Over the course of this season, and its history, GW has displayed an affection for flair, often opting for flashy passes and imposing dunks over simple dishes and layups. This has both helped them – the implausible off-the-backboard dunk in an eventual victory over Dayton earlier this month – and hurt them – a crucial stretch of blown fast breaks in a December loss to Auburn.

But in Saturday’s 59-53 win over Richmond, it was a return to fundamentals that carried the Colonials (8-14, 4-8 A-10) to victory. The no-look passes and emphatic dunk attempts were there, but as GW struggled from the floor, they rode a flurry of free throws, trapping defense and relatively mistake-free basketball to put together consecutive wins for the first time since November.

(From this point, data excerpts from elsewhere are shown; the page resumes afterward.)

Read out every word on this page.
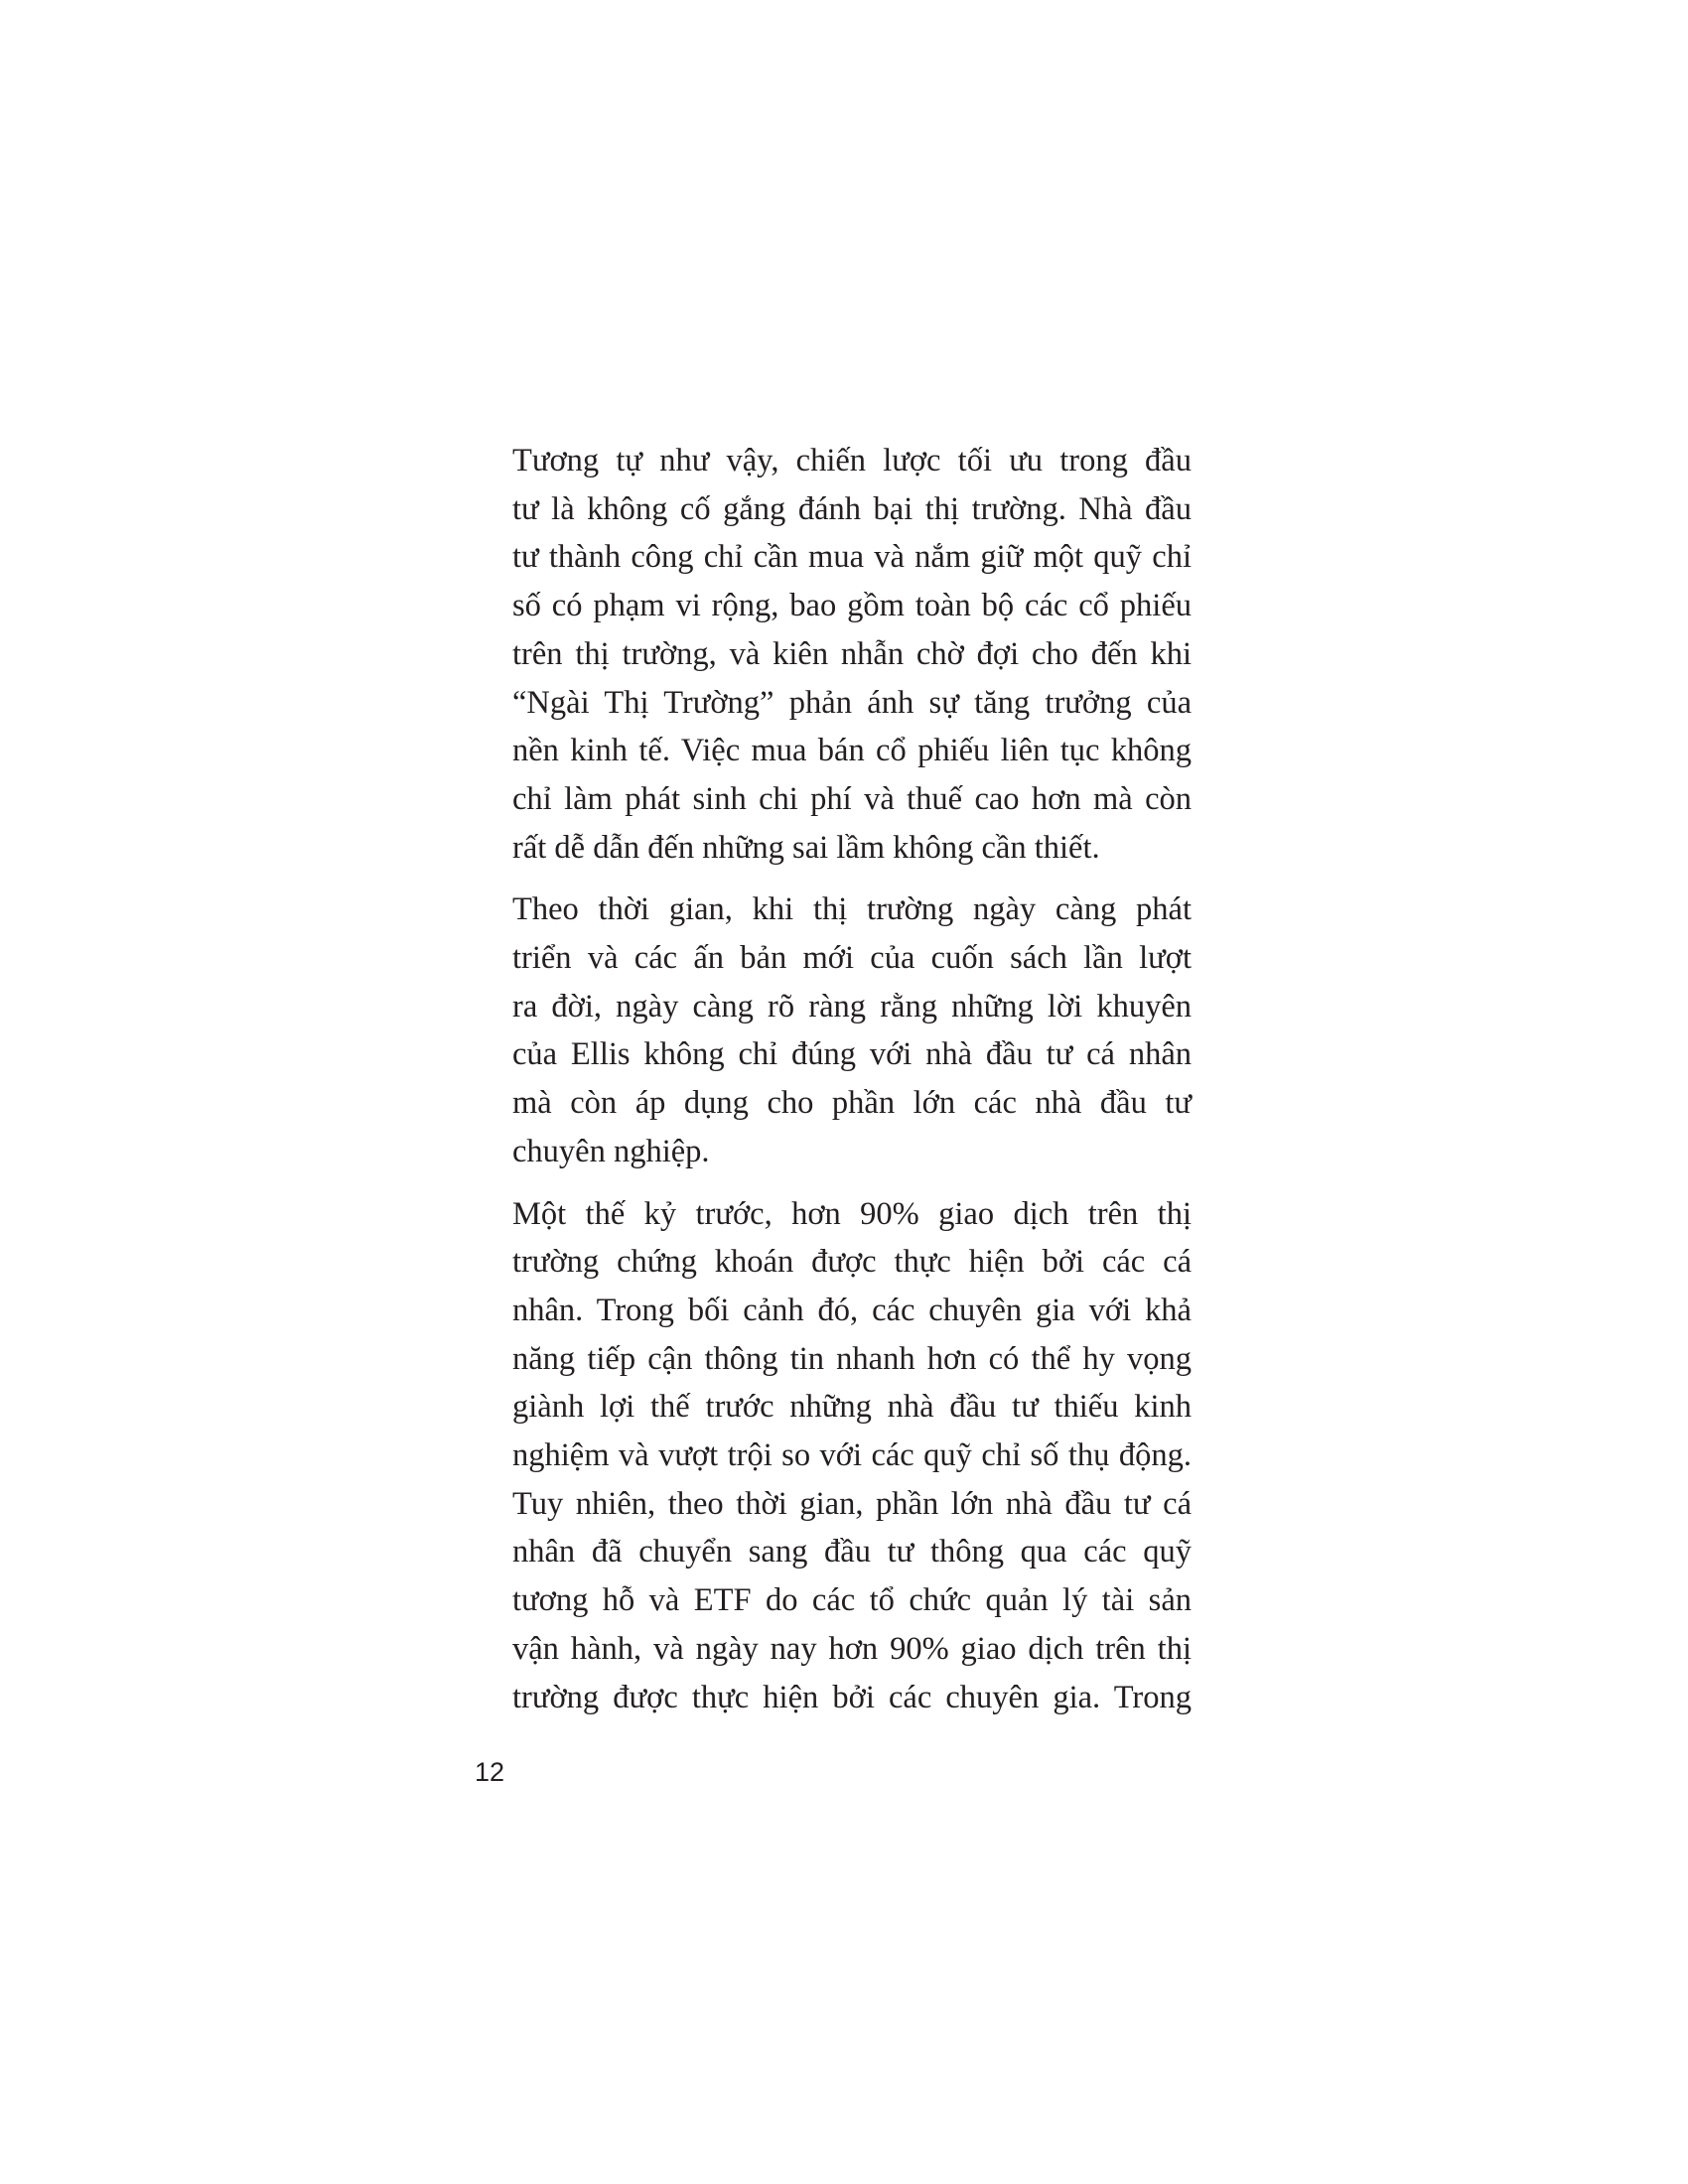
Tương tự như vậy, chiến lược tối ưu trong đầu
tư là không cố gắng đánh bại thị trường. Nhà đầu
tư thành công chỉ cần mua và nắm giữ một quỹ chỉ
số có phạm vi rộng, bao gồm toàn bộ các cổ phiếu
trên thị trường, và kiên nhẫn chờ đợi cho đến khi
“Ngài Thị Trường” phản ánh sự tăng trưởng của
nền kinh tế. Việc mua bán cổ phiếu liên tục không
chỉ làm phát sinh chi phí và thuế cao hơn mà còn
rất dễ dẫn đến những sai lầm không cần thiết.

Theo thời gian, khi thị trường ngày càng phát
triển và các ấn bản mới của cuốn sách lần lượt
ra đời, ngày càng rõ ràng rằng những lời khuyên
của Ellis không chỉ đúng với nhà đầu tư cá nhân
mà còn áp dụng cho phần lớn các nhà đầu tư
chuyên nghiệp.

Một thế kỷ trước, hơn 90% giao dịch trên thị
trường chứng khoán được thực hiện bởi các cá
nhân. Trong bối cảnh đó, các chuyên gia với khả
năng tiếp cận thông tin nhanh hơn có thể hy vọng
giành lợi thế trước những nhà đầu tư thiếu kinh
nghiệm và vượt trội so với các quỹ chỉ số thụ động.
Tuy nhiên, theo thời gian, phần lớn nhà đầu tư cá
nhân đã chuyển sang đầu tư thông qua các quỹ
tương hỗ và ETF do các tổ chức quản lý tài sản
vận hành, và ngày nay hơn 90% giao dịch trên thị
trường được thực hiện bởi các chuyên gia. Trong

12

“We really have to take care of the basketball,” GW head coach Karl Hobbs said after the game. “I thought that we played with a great deal of poise in the second half and we took care of the ball.”

Perhaps no play better typified that change than a last-second decision by freshman Xavier Alexander on a fast break. With the Colonials leading by one with less than 11 minutes to play, Alexander broke toward the basket with the ball as junior Cheyenne Moore flanked him to his left. It seemed that Moore, along with most observers of the team this season, expected Alexander to loft a pass Moore’s way for an alley-oop.

But as Alexander shifted the ball to make the pass, he seemed to change his mind, retaining possession and scoring with a simple finger roll. It was an unexpectedly understated means to the same end as the usual flashy finishes, prompting an enthusiastic ovation from the crowd as the Spiders called timeout to calm things down.

It was in that half that the Colonials erased a seven-point halftime deficit despite connecting on just six of 23 attempts from the field. The free-throw line was where the majority of the damage was done: GW shot 22 of 24 from the charity stripe in the final 20 minutes, including a stretch of 16 consecutive conversions.

“We’ve been shooting a lot in practice,” Hobbs said. “We have to do the little things down the stretch.”